In [1]:
import pandas as pd
import numpy as np
import os
import cv2
import multiprocessing
from matplotlib import pyplot as plt

import keras
from keras import layers, models
from keras import Input
from keras.models import Model
from keras.models import Sequential
from keras.preprocessing.image import ImageDataGenerator
from keras import optimizers, initializers, regularizers, metrics
from keras.callbacks import ModelCheckpoint
from keras.layers import Dense, Dropout, Activation, Flatten
from keras.utils import np_utils

Using TensorFlow backend.


In [2]:
shape_label = {'삼각형': 0, '사각형': 1, '오각형': 2, '육각형': 3, '팔각형': 4, 
               '원형': 5, '반원형': 6, '타원형': 7, '장방형': 8, '마름모형': 9, '기타': 10}
shape_label

color_label = {'빨강': 0, '주황': 1, '노랑': 2, '연두': 3, '초록': 4, 
               '청록': 5, '파랑': 6, '남색': 7, '보라': 8, '분홍': 9,
               '자주': 10, '갈색': 11, '회색': 12, '검정': 13, '하양': 14, '투명': 15}
color_label

{'빨강': 0,
 '주황': 1,
 '노랑': 2,
 '연두': 3,
 '초록': 4,
 '청록': 5,
 '파랑': 6,
 '남색': 7,
 '보라': 8,
 '분홍': 9,
 '자주': 10,
 '갈색': 11,
 '회색': 12,
 '검정': 13,
 '하양': 14,
 '투명': 15}

In [3]:
DATA_PATH = '../data/mask_front'
LABEL_PATH = '../label'
SAVE_PATH = '../save_model'

In [4]:
params = {
    'img_size': (224, 224),
    'input_shape': (224, 224, 3),
#     'nb_train_samples': len(X_train),
#     'nb_validation_samples': len(X_val),
#     'img_size': (299, 299),
#     'input_shape': (299, 299, 3),
    'batch_size': 24,
    'epochs': 10,
    'nb_workers': multiprocessing.cpu_count()
}

In [5]:
# csv 파일이 이미 있을 때
dataset = pd.read_csv(os.path.join(LABEL_PATH,'shape.csv'))
dataset['shape'] = dataset['shape'].apply(str)

In [6]:
from sklearn.model_selection import train_test_split

dataset = dataset[['No', 'shape']]
its = np.arange(dataset.shape[0])
train_idx, val_idx = train_test_split(its, train_size = 0.8, random_state=42)

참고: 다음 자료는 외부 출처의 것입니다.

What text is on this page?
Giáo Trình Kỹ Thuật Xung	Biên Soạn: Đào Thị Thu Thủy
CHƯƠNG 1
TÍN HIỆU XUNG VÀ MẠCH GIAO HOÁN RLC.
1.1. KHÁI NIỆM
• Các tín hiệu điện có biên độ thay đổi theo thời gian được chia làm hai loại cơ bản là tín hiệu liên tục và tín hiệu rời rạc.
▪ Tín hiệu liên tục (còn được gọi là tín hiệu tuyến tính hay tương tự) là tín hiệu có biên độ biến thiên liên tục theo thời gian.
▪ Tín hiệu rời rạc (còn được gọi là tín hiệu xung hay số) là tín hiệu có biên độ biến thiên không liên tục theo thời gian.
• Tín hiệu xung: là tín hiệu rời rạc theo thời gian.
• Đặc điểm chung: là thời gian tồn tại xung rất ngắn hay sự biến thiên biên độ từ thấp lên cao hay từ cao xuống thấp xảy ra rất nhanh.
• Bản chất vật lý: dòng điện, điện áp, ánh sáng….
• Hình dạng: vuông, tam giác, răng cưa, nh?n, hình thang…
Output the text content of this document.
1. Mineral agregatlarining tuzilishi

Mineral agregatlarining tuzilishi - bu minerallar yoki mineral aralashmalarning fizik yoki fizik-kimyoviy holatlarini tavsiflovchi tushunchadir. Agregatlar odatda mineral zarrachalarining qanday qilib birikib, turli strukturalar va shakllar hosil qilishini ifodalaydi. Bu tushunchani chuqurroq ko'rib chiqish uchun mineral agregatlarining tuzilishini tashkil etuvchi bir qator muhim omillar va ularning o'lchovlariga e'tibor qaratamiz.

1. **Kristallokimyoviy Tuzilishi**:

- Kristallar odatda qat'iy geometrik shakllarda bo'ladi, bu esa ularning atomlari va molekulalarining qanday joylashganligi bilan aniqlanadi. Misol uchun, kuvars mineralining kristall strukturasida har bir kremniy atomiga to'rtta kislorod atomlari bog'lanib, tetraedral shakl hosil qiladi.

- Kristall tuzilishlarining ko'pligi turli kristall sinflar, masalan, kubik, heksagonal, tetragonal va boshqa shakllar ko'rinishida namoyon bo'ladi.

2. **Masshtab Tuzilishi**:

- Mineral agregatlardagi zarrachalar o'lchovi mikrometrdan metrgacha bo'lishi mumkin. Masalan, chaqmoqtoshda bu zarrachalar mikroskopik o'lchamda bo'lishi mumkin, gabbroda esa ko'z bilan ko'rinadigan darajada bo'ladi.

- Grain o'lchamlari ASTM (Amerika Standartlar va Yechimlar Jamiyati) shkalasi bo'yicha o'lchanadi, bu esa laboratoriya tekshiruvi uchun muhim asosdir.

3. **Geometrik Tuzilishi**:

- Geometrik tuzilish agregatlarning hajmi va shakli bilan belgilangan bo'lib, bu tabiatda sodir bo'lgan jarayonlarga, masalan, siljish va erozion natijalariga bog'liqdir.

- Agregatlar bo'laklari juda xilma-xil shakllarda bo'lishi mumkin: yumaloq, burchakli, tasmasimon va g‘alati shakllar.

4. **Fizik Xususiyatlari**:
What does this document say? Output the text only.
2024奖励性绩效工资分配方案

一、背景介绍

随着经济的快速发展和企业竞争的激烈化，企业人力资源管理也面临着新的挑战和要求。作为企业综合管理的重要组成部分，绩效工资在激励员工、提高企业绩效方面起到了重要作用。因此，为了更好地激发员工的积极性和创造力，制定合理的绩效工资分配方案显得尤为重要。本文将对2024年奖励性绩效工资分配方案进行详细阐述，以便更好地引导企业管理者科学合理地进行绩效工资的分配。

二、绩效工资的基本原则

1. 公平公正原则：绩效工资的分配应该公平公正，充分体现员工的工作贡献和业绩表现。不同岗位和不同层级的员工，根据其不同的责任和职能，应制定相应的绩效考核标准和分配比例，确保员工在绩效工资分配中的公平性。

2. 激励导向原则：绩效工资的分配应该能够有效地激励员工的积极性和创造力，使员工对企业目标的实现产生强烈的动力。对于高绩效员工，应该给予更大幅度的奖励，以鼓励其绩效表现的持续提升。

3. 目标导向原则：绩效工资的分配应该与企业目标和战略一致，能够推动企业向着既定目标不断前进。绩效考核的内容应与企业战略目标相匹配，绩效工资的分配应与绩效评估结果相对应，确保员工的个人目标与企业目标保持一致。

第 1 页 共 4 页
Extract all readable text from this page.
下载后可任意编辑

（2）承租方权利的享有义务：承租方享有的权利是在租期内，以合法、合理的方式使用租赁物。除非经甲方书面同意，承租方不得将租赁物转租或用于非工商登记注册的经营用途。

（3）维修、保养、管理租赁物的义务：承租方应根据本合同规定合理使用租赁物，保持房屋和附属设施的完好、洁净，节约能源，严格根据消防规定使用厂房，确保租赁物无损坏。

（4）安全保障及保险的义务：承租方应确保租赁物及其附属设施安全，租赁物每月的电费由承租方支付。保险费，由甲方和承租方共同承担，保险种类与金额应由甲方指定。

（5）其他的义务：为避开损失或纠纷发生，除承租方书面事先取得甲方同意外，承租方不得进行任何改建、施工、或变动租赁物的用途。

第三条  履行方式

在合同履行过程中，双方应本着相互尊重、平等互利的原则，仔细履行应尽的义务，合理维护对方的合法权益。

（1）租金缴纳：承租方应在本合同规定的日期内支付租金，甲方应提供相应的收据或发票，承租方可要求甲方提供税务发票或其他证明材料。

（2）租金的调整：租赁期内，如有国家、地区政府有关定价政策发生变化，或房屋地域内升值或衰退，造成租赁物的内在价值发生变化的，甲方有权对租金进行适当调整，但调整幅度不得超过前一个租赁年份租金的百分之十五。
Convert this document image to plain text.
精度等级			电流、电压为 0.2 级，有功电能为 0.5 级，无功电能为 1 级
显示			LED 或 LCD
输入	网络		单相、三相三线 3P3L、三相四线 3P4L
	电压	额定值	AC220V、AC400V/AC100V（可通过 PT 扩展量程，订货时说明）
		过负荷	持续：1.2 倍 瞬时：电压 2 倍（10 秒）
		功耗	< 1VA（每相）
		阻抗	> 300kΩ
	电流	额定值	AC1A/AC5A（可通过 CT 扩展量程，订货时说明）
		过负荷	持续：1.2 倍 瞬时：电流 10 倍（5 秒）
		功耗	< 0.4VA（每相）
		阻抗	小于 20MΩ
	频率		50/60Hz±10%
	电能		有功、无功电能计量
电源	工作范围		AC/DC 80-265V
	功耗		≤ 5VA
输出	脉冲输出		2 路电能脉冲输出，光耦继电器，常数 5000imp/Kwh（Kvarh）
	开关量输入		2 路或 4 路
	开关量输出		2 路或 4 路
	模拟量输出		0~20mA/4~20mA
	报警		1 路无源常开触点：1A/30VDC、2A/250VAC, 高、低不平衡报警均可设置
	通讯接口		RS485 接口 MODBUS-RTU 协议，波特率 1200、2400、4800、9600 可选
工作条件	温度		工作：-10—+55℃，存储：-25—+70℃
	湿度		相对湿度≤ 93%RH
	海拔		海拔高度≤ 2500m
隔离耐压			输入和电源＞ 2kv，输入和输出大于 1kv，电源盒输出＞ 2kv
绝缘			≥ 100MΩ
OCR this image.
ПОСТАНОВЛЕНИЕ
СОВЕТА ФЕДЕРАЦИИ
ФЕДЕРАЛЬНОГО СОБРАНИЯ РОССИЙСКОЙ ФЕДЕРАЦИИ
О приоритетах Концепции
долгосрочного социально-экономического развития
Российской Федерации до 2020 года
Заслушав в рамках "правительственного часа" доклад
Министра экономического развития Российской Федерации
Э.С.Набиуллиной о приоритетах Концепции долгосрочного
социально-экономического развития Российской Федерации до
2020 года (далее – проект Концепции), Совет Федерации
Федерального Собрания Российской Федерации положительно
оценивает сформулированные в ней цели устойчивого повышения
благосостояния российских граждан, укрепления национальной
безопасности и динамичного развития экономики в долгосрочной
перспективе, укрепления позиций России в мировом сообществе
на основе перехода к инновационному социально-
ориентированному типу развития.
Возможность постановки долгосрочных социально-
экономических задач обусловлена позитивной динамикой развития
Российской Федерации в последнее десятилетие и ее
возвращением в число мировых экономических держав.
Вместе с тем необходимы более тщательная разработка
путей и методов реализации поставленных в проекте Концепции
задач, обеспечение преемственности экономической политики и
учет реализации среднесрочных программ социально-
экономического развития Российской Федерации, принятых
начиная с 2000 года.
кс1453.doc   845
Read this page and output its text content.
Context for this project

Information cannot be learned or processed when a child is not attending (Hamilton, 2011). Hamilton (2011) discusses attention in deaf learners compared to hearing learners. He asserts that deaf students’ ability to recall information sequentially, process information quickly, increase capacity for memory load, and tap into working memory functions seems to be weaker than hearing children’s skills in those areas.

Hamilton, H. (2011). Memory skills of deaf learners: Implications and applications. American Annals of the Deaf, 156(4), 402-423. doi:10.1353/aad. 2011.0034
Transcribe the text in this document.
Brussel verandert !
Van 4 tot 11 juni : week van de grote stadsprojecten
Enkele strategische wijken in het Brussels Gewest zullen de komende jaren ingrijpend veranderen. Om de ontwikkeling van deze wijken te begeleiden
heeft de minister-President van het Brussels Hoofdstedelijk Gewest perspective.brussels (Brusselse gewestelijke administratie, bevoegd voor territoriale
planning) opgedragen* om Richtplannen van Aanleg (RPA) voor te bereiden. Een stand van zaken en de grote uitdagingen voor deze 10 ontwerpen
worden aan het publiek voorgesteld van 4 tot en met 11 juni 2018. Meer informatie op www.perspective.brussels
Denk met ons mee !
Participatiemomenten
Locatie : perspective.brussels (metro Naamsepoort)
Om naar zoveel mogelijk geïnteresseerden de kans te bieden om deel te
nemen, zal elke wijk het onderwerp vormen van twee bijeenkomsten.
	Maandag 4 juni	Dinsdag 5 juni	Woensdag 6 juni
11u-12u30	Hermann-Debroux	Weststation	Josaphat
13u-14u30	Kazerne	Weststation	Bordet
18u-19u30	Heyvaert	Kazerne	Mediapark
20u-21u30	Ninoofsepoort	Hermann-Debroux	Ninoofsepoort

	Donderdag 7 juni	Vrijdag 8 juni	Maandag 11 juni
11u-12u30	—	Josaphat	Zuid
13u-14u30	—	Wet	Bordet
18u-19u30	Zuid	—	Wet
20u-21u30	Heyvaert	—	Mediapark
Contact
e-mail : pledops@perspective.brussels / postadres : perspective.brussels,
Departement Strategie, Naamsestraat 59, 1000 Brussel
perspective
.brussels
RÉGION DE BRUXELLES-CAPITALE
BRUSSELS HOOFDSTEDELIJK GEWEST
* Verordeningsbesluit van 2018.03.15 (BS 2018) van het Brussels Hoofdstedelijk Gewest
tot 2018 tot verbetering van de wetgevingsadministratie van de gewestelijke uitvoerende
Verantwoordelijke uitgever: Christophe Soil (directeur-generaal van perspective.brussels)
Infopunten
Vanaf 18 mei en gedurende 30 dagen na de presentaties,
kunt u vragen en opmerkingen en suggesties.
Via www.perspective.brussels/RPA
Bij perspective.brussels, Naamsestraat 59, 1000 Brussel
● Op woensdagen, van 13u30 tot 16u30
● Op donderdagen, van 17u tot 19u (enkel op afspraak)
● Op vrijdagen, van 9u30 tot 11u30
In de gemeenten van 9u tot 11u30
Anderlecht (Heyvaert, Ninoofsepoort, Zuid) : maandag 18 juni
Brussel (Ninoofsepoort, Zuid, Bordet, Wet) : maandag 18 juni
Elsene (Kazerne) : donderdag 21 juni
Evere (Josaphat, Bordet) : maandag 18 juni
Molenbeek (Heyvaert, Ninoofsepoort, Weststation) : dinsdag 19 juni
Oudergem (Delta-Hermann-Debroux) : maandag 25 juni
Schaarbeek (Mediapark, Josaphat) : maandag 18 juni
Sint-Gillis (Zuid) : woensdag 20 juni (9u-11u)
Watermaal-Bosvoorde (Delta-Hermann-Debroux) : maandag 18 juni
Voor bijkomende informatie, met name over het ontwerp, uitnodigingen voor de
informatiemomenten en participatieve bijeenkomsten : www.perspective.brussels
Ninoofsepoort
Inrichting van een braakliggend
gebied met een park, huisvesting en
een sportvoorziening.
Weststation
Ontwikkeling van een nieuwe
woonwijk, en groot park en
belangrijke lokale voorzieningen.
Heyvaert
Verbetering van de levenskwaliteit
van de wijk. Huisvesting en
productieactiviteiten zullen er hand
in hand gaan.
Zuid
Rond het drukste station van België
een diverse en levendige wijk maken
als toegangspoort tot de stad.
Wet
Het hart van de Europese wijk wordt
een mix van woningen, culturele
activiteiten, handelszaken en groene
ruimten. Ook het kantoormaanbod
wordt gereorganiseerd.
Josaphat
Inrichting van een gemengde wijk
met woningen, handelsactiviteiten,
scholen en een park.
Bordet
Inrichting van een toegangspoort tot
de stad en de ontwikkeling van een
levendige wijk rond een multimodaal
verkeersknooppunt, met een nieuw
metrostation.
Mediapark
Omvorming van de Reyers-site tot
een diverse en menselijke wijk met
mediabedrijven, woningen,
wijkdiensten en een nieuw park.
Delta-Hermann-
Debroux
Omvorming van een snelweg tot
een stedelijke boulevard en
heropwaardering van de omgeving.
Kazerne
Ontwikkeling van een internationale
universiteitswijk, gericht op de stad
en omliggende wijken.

X_train = dataset.iloc[train_idx, :]
X_val = dataset.iloc[val_idx, :]

params.update({
    'nb_train_samples': len(X_train),
    'nb_validation_samples': len(X_val)
})

print(X_train.shape)
print(X_val.shape)

(16767, 2)
(4192, 2)


In [7]:
def get_steps(num_samples, batch_size):
    if (num_samples % batch_size) > 0 :
        return (num_samples // batch_size) + 1
    else :
        return num_samples // batch_size

In [8]:
# top-k
from functools import partial
top_2 = partial(keras.metrics.top_k_categorical_accuracy, k=2)
top_2.__name__ = 'top_2'

top_3 = partial(keras.metrics.top_k_categorical_accuracy, k=3)
top_3.__name__ = 'top_3'

top_5 = keras.metrics.top_k_categorical_accuracy
top_5.__name__ = 'top_5'

top_10 = partial(keras.metrics.top_k_categorical_accuracy, k=10)
top_10.__name__ = 'top_10'

In [9]:
datagen=ImageDataGenerator(rescale=1./255, validation_split=0.2)
train_generator=datagen.flow_from_dataframe(dataframe=dataset,
                                            directory=DATA_PATH,
                                            x_col='No',
                                            y_col='shape',
                                            subset='training',
                                            class_mode='categorical',
                                            target_size=params['img_size'],
                                            batch_size=params['batch_size'])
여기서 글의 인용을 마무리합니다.